Smudge sprawled out on the grass in his backyard. The moon was full and yellow and beaming down at him telling him absolutely nothing. The power lines that ran in his backyard cut into it, separating the moon into glowing slices. Anytime now, Smudge thought. He thought about his eyes like the moon and widened them to stare back at the huge yellow circle. Smudge wished he could scare the moon away because he hated it. Yes, anytime now. He waits every night for something to happen that will change the night sky. The night sky is what he deems the largest threat to the world’s safety. He’s a hero, he thinks. Most people find smudge odd, and the only person who he’s ever been open with about his insight is the shrink that his parents made him see a while back. She told him that he was a special kind of narcissist. His shrink also said that he was, ”the largest projectionist of pure terror and irrational thought that she had ever known.” Smudge considered all fear a possibility, and he held no shame in his beliefs. It was late and Smudge went back up to his room and got into bed. Not tonight. Tomorrow. Smudge dreamed of a smooth white spaceship flying through dark canyons.

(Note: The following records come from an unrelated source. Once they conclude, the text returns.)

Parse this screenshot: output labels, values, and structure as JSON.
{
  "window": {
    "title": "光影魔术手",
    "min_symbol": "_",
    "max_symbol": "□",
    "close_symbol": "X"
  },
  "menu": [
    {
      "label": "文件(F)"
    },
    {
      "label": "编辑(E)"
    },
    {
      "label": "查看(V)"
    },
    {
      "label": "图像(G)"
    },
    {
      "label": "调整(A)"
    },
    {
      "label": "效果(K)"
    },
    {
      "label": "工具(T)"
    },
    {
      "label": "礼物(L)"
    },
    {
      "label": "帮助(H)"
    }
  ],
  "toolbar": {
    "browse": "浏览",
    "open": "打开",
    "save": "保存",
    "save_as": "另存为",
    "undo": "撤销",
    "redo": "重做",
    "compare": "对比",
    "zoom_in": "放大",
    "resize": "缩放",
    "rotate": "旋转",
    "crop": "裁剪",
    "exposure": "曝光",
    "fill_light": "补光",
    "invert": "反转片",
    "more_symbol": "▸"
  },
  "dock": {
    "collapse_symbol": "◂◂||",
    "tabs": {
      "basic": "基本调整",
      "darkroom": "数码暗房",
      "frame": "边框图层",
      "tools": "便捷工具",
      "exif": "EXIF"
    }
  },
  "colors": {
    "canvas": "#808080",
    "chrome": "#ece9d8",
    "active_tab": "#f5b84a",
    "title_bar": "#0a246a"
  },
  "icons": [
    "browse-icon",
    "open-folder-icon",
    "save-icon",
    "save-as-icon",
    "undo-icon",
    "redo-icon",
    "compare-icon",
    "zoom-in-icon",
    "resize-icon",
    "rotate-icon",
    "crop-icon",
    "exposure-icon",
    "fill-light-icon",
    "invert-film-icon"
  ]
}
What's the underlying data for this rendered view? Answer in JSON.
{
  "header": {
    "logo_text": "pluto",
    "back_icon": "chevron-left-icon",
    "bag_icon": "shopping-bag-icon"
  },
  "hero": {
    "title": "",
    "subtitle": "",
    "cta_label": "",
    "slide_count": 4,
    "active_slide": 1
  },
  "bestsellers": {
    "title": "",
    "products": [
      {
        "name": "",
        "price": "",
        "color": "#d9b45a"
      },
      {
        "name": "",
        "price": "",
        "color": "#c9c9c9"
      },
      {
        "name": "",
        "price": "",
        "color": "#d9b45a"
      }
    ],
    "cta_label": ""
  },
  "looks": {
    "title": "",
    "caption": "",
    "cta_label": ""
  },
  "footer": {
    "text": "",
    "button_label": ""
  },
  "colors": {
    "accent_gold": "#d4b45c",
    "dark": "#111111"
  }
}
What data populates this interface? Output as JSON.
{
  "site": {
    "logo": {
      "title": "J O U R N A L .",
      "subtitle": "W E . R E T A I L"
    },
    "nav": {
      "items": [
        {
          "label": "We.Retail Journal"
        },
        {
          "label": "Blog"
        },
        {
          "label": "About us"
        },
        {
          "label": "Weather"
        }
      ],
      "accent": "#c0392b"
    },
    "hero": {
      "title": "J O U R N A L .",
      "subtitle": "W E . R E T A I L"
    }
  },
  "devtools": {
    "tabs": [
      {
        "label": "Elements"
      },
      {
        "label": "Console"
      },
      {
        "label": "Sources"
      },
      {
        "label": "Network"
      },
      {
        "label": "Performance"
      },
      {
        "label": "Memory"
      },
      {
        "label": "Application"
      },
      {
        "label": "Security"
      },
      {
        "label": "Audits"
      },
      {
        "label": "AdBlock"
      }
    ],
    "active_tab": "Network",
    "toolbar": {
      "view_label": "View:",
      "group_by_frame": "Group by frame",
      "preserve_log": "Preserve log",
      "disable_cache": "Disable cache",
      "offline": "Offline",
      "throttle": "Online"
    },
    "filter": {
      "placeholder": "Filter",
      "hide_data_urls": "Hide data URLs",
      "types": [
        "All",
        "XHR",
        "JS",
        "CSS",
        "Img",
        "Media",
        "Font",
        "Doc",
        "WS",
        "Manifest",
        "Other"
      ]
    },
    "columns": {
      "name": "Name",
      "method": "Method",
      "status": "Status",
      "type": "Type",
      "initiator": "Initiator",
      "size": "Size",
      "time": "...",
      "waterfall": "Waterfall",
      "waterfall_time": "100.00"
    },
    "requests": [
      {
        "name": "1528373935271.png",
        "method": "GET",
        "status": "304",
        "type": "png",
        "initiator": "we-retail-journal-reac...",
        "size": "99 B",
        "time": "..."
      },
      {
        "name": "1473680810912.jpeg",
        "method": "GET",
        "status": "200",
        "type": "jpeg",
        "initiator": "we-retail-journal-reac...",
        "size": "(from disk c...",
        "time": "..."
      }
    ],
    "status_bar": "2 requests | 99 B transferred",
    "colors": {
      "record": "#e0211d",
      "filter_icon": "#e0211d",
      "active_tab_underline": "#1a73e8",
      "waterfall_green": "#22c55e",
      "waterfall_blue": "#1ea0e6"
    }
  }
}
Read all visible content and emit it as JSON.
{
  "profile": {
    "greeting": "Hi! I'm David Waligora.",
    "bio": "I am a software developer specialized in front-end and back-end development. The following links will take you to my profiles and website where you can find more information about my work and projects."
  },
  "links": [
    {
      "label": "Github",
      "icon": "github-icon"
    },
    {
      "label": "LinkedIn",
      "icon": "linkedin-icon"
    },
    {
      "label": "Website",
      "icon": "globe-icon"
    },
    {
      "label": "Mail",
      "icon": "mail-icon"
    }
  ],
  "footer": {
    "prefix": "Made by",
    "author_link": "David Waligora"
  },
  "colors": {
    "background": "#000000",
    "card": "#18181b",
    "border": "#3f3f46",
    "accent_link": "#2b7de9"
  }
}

Smudge woke up and greeted the morning. He didn’t open his shades or the neighbors might see his references. Covering every possible surface except the floor were models of NASA’s Skylab, the first space station ever launched by NASA. Smudge went and sat at his big wooden desk littered with an assortment of paints, brushes, small detail tools, and models. At least fifty models across the surface of the large desk. The some fifty models on Smudge’s desk were only a small fraction of the massive number of Skylab models that Smudge deemed imperfect. All of the imperfect models were set to be deconstructed for use in newer models, or to try and understand the imperfections, which he had trouble even noticing himself.. A calendar was pinned on the inside of the shade covering the picture window that read the year 1973. Pictured on it was an image of the Skylab, drifting in space. An artistic recreation that Smudge had picked up as a sign. He believed everything that caught his eye to be a sign from God, and picked up anything related to Skylab to use as more references.
Smudge tinkered away on his models for hours, deconstructing some, editing others. Poking and prodding them with thin tweezers and the smallest, most intricate paint brushes. There were probably a thousand models throughout the entire house, even the bathroom and kitchen, and he deemed all of them imperfect. He finally checked his watch and went outside. It was finally dark. Pure, blissful darkness. Tonight it will come. Smudge thought about his shrink. She was the only one besides him who knew of what would happen in the night sky. But she hadn’t believed him. He had tried to help her but she thought he was crazy. When he told her that the Skylab was built for the sole purpose of destroying the world she had laughed. But he remained calm and aware as the only one who knew what would happen. The destruction of the moon and the final release from normalcy and the embracing of a new world brought by the lack of an orbiting moon. It was going to be grand, but he was the only one who knew where and when to look. Any minute now.